Hermann Seger developed the modern pyrometric cone,  a device for measuring the temperature and time components of the melting of glazes. Little tall cones of glaze materials, “cones” are made of the materials used for making glazes. At certain temperatures, after a certain amount of time they begin to melt and slump over. The can be spyed, throught what in the US is called a spy or peephole to determine the maturation of glazes in a kiln.
In doing so, he developed or at least further developed a system for analysis of glaze, still used today, called the “Unity Formula”. Rather than opperate on weights of materials, the unity formula uses counts of molecules, or moleclar equivalents in the glaze.

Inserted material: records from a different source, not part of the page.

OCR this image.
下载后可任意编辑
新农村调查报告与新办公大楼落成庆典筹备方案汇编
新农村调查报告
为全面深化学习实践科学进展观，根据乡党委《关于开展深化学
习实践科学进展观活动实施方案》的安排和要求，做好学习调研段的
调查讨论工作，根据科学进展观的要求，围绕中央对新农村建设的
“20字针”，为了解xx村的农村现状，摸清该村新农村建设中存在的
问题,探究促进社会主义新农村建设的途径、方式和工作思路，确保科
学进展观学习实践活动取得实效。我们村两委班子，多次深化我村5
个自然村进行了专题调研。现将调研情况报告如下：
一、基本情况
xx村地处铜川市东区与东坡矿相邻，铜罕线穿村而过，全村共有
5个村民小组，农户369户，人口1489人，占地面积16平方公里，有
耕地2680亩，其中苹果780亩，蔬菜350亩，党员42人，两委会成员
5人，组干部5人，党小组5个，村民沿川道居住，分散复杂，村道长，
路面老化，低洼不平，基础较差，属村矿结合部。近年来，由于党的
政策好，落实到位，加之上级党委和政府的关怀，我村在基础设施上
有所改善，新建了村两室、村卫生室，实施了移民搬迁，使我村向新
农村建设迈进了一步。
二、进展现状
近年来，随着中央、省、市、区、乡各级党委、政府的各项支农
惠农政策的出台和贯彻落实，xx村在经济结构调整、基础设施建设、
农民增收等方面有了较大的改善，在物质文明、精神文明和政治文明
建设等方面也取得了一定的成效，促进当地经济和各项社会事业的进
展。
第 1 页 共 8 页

The unity formula is divided into three columns. The first is “The Fluxes” the second is “The Glass Formers”, the third is the “Modifiers”. But as simple as this seems, it too is an oversimplification, and some call the first column RO/R2O meaning items that take the form of an atom or two of a metal (R)  and a single atom of “O”, oxygen. The second column is the RO2 (one metal two oxygens) and the third is R2O3. Fine.
The material where the fit is the worst is Boric Acid, B2O3. By formula it should exist in the modifiers. But we add it to lower the temperature, a flux, but it forms glass by itself and is a glassformer.  Most of us have left it in the third column but it needs to be thought about on its own.

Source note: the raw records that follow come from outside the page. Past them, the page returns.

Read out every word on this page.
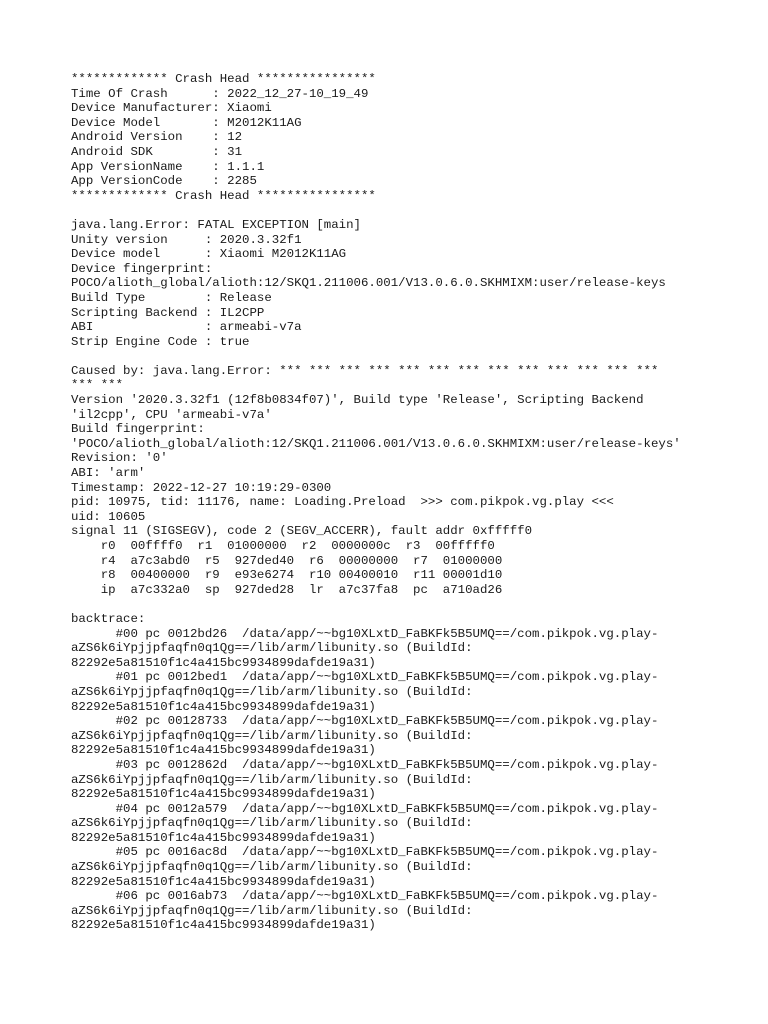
************* Crash Head ****************
Time Of Crash      : 2022_12_27-10_19_49
Device Manufacturer: Xiaomi
Device Model       : M2012K11AG
Android Version    : 12
Android SDK        : 31
App VersionName    : 1.1.1
App VersionCode    : 2285
************* Crash Head ****************
java.lang.Error: FATAL EXCEPTION [main]
Unity version     : 2020.3.32f1
Device model      : Xiaomi M2012K11AG
Device fingerprint:
POCO/alioth_global/alioth:12/SKQ1.211006.001/V13.0.6.0.SKHMIXM:user/release-keys
Build Type        : Release
Scripting Backend : IL2CPP
ABI               : armeabi-v7a
Strip Engine Code : true
Caused by: java.lang.Error: *** *** *** *** *** *** *** *** *** *** *** *** ***
*** ***
Version '2020.3.32f1 (12f8b0834f07)', Build type 'Release', Scripting Backend
'il2cpp', CPU 'armeabi-v7a'
Build fingerprint:
'POCO/alioth_global/alioth:12/SKQ1.211006.001/V13.0.6.0.SKHMIXM:user/release-keys'
Revision: '0'
ABI: 'arm'
Timestamp: 2022-12-27 10:19:29-0300
pid: 10975, tid: 11176, name: Loading.Preload  >>> com.pikpok.vg.play <<<
uid: 10605
signal 11 (SIGSEGV), code 2 (SEGV_ACCERR), fault addr 0xfffff0
r0  00ffff0  r1  01000000  r2  0000000c  r3  00fffff0
r4  a7c3abd0  r5  927ded40  r6  00000000  r7  01000000
r8  00400000  r9  e93e6274  r10 00400010  r11 00001d10
ip  a7c332a0  sp  927ded28  lr  a7c37fa8  pc  a710ad26
backtrace:
#00 pc 0012bd26  /data/app/~~bg10XLxtD_FaBKFk5B5UMQ==/com.pikpok.vg.play-
aZS6k6iYpjjpfaqfn0q1Qg==/lib/arm/libunity.so (BuildId:
82292e5a81510f1c4a415bc9934899dafde19a31)
#01 pc 0012bed1  /data/app/~~bg10XLxtD_FaBKFk5B5UMQ==/com.pikpok.vg.play-
aZS6k6iYpjjpfaqfn0q1Qg==/lib/arm/libunity.so (BuildId:
82292e5a81510f1c4a415bc9934899dafde19a31)
#02 pc 00128733  /data/app/~~bg10XLxtD_FaBKFk5B5UMQ==/com.pikpok.vg.play-
aZS6k6iYpjjpfaqfn0q1Qg==/lib/arm/libunity.so (BuildId:
82292e5a81510f1c4a415bc9934899dafde19a31)
#03 pc 0012862d  /data/app/~~bg10XLxtD_FaBKFk5B5UMQ==/com.pikpok.vg.play-
aZS6k6iYpjjpfaqfn0q1Qg==/lib/arm/libunity.so (BuildId:
82292e5a81510f1c4a415bc9934899dafde19a31)
#04 pc 0012a579  /data/app/~~bg10XLxtD_FaBKFk5B5UMQ==/com.pikpok.vg.play-
aZS6k6iYpjjpfaqfn0q1Qg==/lib/arm/libunity.so (BuildId:
82292e5a81510f1c4a415bc9934899dafde19a31)
#05 pc 0016ac8d  /data/app/~~bg10XLxtD_FaBKFk5B5UMQ==/com.pikpok.vg.play-
aZS6k6iYpjjpfaqfn0q1Qg==/lib/arm/libunity.so (BuildId:
82292e5a81510f1c4a415bc9934899dafde19a31)
#06 pc 0016ab73  /data/app/~~bg10XLxtD_FaBKFk5B5UMQ==/com.pikpok.vg.play-
aZS6k6iYpjjpfaqfn0q1Qg==/lib/arm/libunity.so (BuildId:
82292e5a81510f1c4a415bc9934899dafde19a31)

We used to have a fourth grouping, “colorants”. Some of us still use this grouping. These are things that we add to glazes to change hues, or to add hues. The problem is that most of these materials also  act as fluxes, or help lower the melting temperature of the silica glass. Some of these exist in different forms depending on the temperature and composition of the gases they are melted in.  Some can loose oxygen as they are heated, some loose some of their oxygen if heated in a gas containing carbon monoxide or hydrogen, and some change how they function depending on their quantities, really all of them do.

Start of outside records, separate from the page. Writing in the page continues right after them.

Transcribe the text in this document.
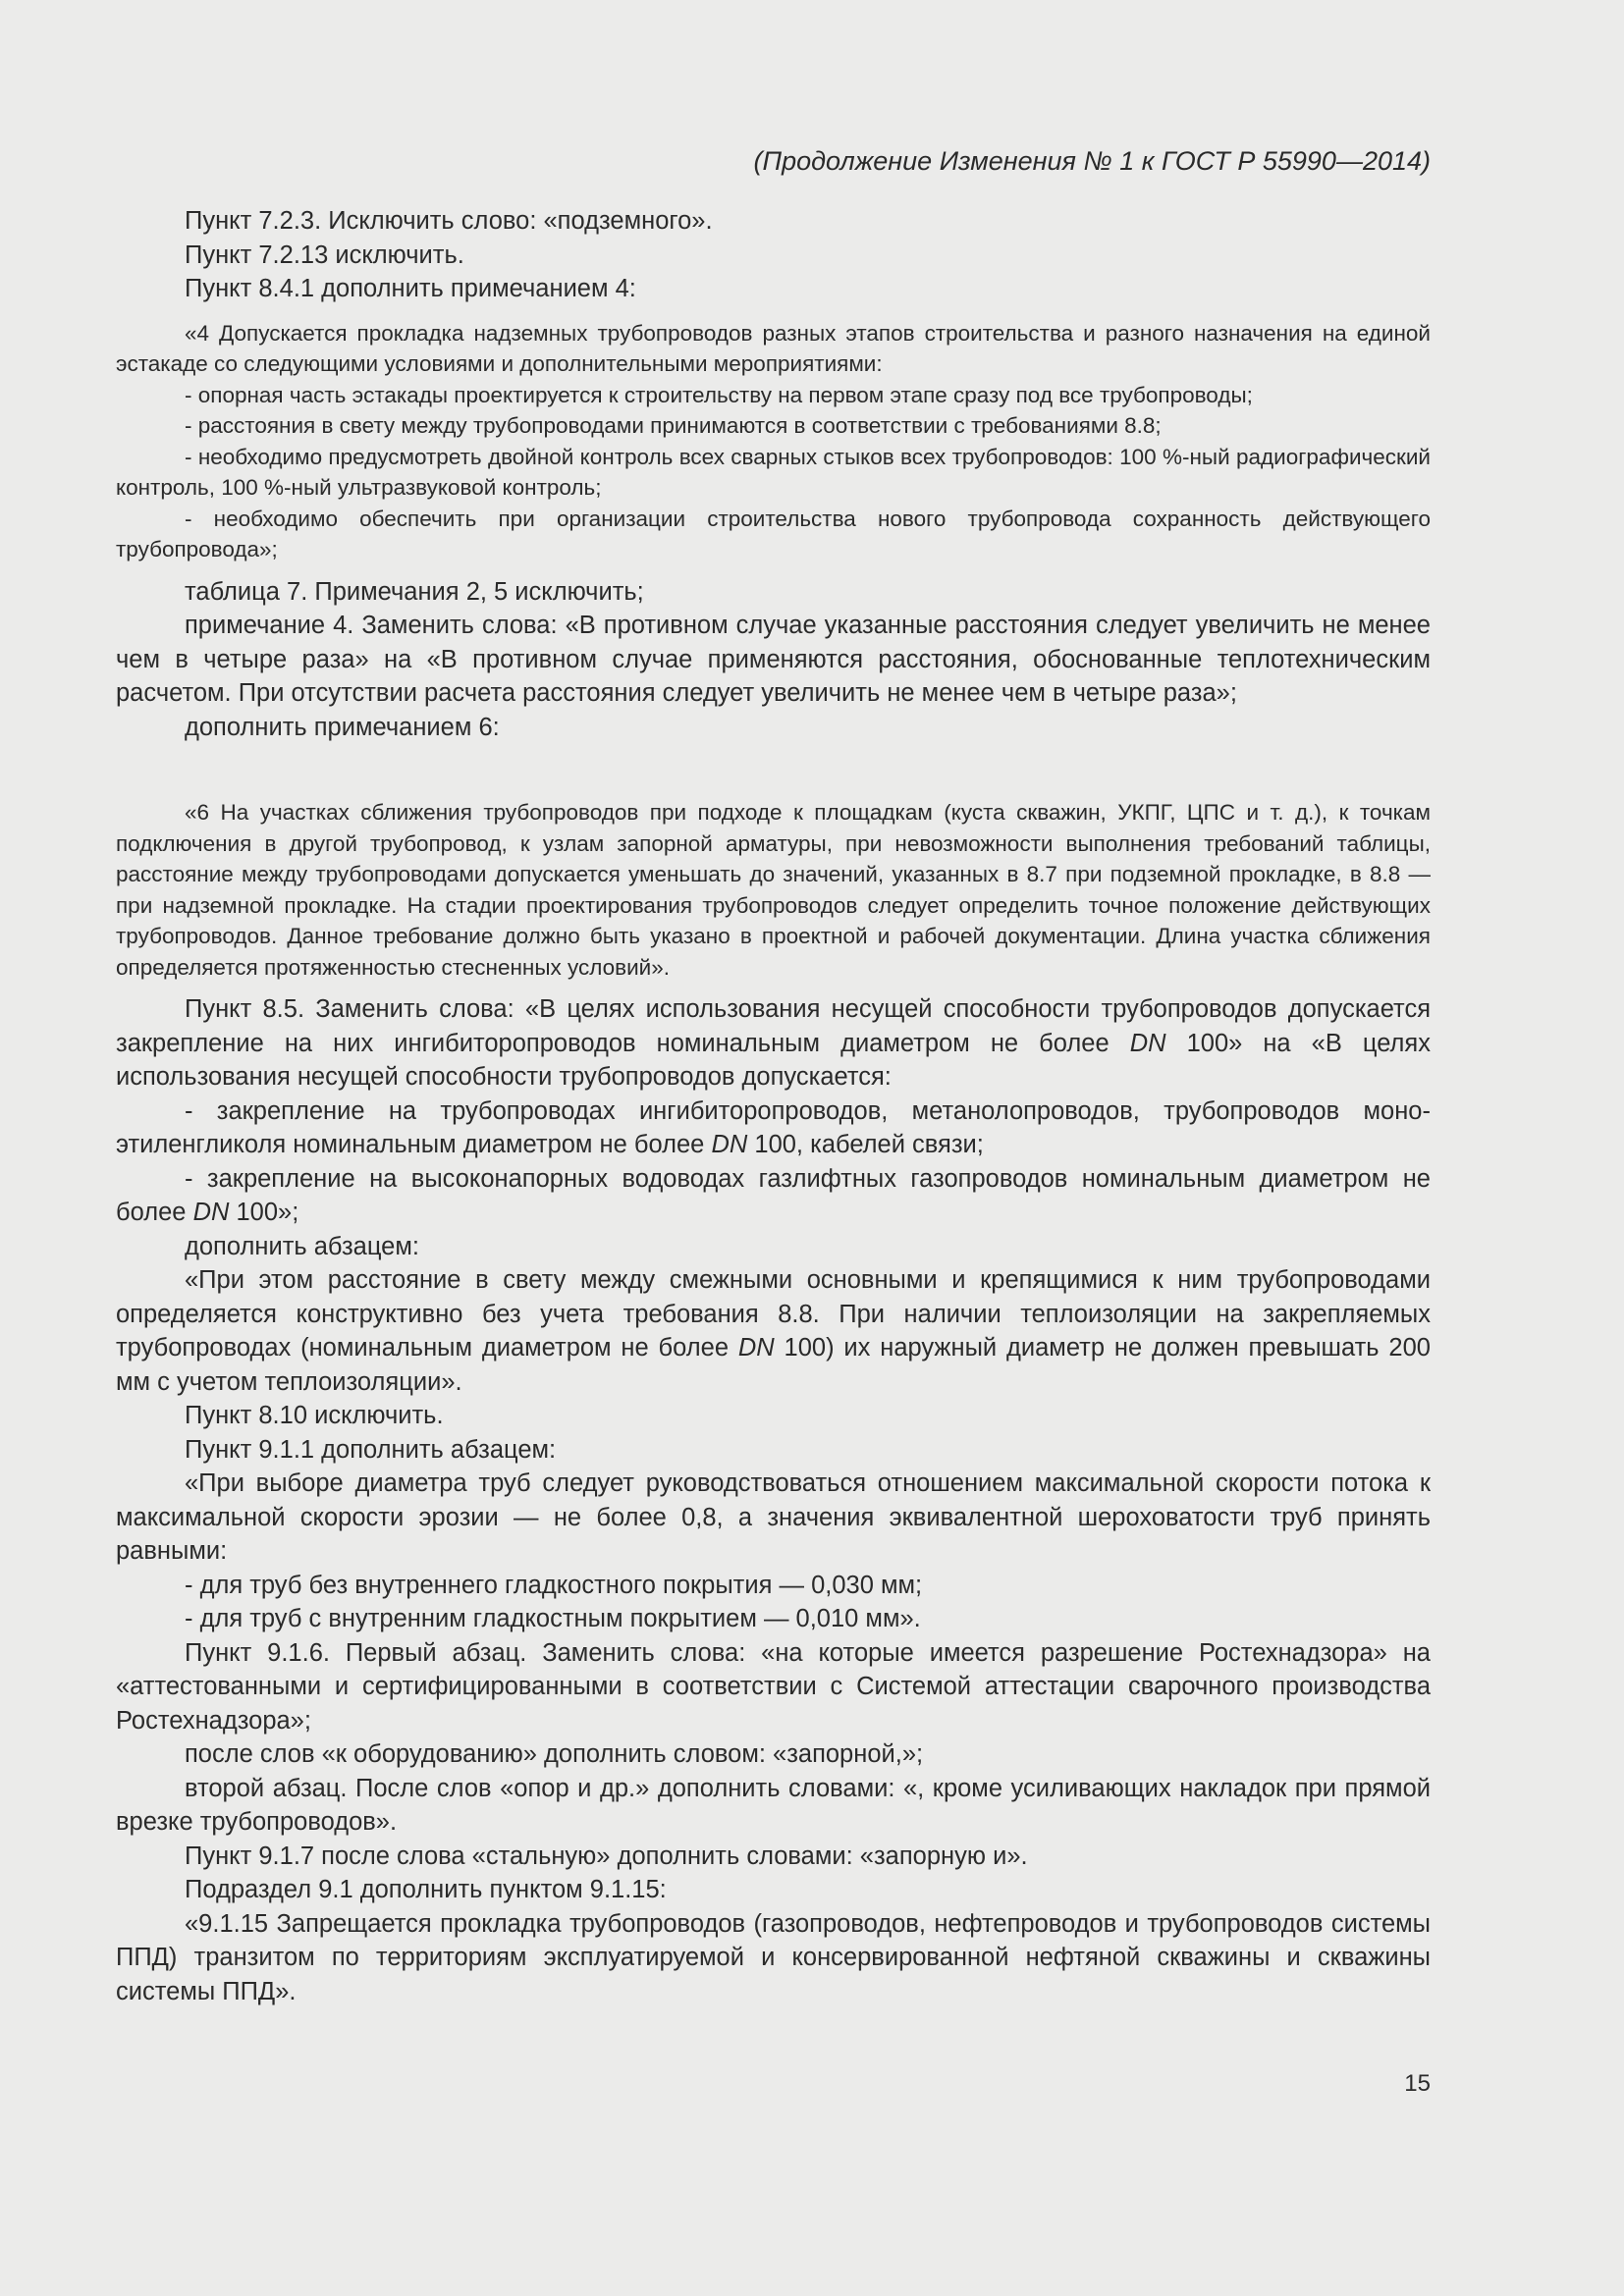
(Продолжение Изменения № 1 к ГОСТ Р 55990—2014)

Пункт 7.2.3. Исключить слово: «подземного».

Пункт 7.2.13 исключить.

Пункт 8.4.1 дополнить примечанием 4:

«4 Допускается прокладка надземных трубопроводов разных этапов строительства и разного назначения на единой эстакаде со следующими условиями и дополнительными мероприятиями:

- опорная часть эстакады проектируется к строительству на первом этапе сразу под все трубопроводы;

- расстояния в свету между трубопроводами принимаются в соответствии с требованиями 8.8;

- необходимо предусмотреть двойной контроль всех сварных стыков всех трубопроводов: 100 %-ный радиографический контроль, 100 %-ный ультразвуковой контроль;

- необходимо обеспечить при организации строительства нового трубопровода сохранность действующего трубопровода»;

таблица 7. Примечания 2, 5 исключить;

примечание 4. Заменить слова: «В противном случае указанные расстояния следует увеличить не менее чем в четыре раза» на «В противном случае применяются расстояния, обоснованные теплотехническим расчетом. При отсутствии расчета расстояния следует увеличить не менее чем в четыре раза»;

дополнить примечанием 6:

«6 На участках сближения трубопроводов при подходе к площадкам (куста скважин, УКПГ, ЦПС и т. д.), к точкам подключения в другой трубопровод, к узлам запорной арматуры, при невозможности выполнения требований таблицы, расстояние между трубопроводами допускается уменьшать до значений, указанных в 8.7 при подземной прокладке, в 8.8 — при надземной прокладке. На стадии проектирования трубопроводов следует определить точное положение действующих трубопроводов. Данное требование должно быть указано в проектной и рабочей документации. Длина участка сближения определяется протяженностью стесненных условий».

Пункт 8.5. Заменить слова: «В целях использования несущей способности трубопроводов допускается закрепление на них ингибиторопроводов номинальным диаметром не более DN 100» на «В целях использования несущей способности трубопроводов допускается:

- закрепление на трубопроводах ингибиторопроводов, метанолопроводов, трубопроводов моноэтиленгликоля номинальным диаметром не более DN 100, кабелей связи;

- закрепление на высоконапорных водоводах газлифтных газопроводов номинальным диаметром не более DN 100»;

дополнить абзацем:

«При этом расстояние в свету между смежными основными и крепящимися к ним трубопроводами определяется конструктивно без учета требования 8.8. При наличии теплоизоляции на закрепляемых трубопроводах (номинальным диаметром не более DN 100) их наружный диаметр не должен превышать 200 мм с учетом теплоизоляции».

Пункт 8.10 исключить.

Пункт 9.1.1 дополнить абзацем:

«При выборе диаметра труб следует руководствоваться отношением максимальной скорости потока к максимальной скорости эрозии — не более 0,8, а значения эквивалентной шероховатости труб принять равными:

- для труб без внутреннего гладкостного покрытия — 0,030 мм;

- для труб с внутренним гладкостным покрытием — 0,010 мм».

Пункт 9.1.6. Первый абзац. Заменить слова: «на которые имеется разрешение Ростехнадзора» на «аттестованными и сертифицированными в соответствии с Системой аттестации сварочного производства Ростехнадзора»;

после слов «к оборудованию» дополнить словом: «запорной,»;

второй абзац. После слов «опор и др.» дополнить словами: «, кроме усиливающих накладок при прямой врезке трубопроводов».

Пункт 9.1.7 после слова «стальную» дополнить словами: «запорную и».

Подраздел 9.1 дополнить пунктом 9.1.15:

«9.1.15 Запрещается прокладка трубопроводов (газопроводов, нефтепроводов и трубопроводов системы ППД) транзитом по территориям эксплуатируемой и консервированной нефтяной скважины и скважины системы ППД».

15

Like many other things involving the definitions of words, “what is a flux” can become a turf war, especially between people who see the word or words as a real map of reality. For those, the word gets confused with the hopelessly complex reality. I too can get caught in this trap. I am not sure who does not or cannot. If the Buddha, the “all knowing and aware one” exists, than I suppose, again by definition, they are not confused.
Words, the concept of them create a box from which we see the world. We define colors, speeds as fast or slow, temperatures as hot or cold, objects are cars or boxes, we create our world with our words and concepts.
Because of this I have a tendency to “dedefine words”. Art rather than being on object made by an artist, becomes “any object of intelligence”. But even this is not as broad as my real desire, nature too is art. So every object, idea, concept is art. Art is everything. It just become another “everything word”. It describes a particular set of glasses through which you view existence. The other problem in the “object made by an artist’ is that I define everyone as an “artist”. 
Now there are ideas in the West that embody at least part of this connected all/everything. I call these ideas, or box them in, with the concept “everything words”. We here these all the time. “Everything is G-d”, Everything is Love, Everything is Chemistry, Everything is Physic, Math, Science, Psychology. And in my terms, Everything is Art. The truth here seems to be that everything is everything.  But I find that I need to qualify this, Everything is Everything except when it is not.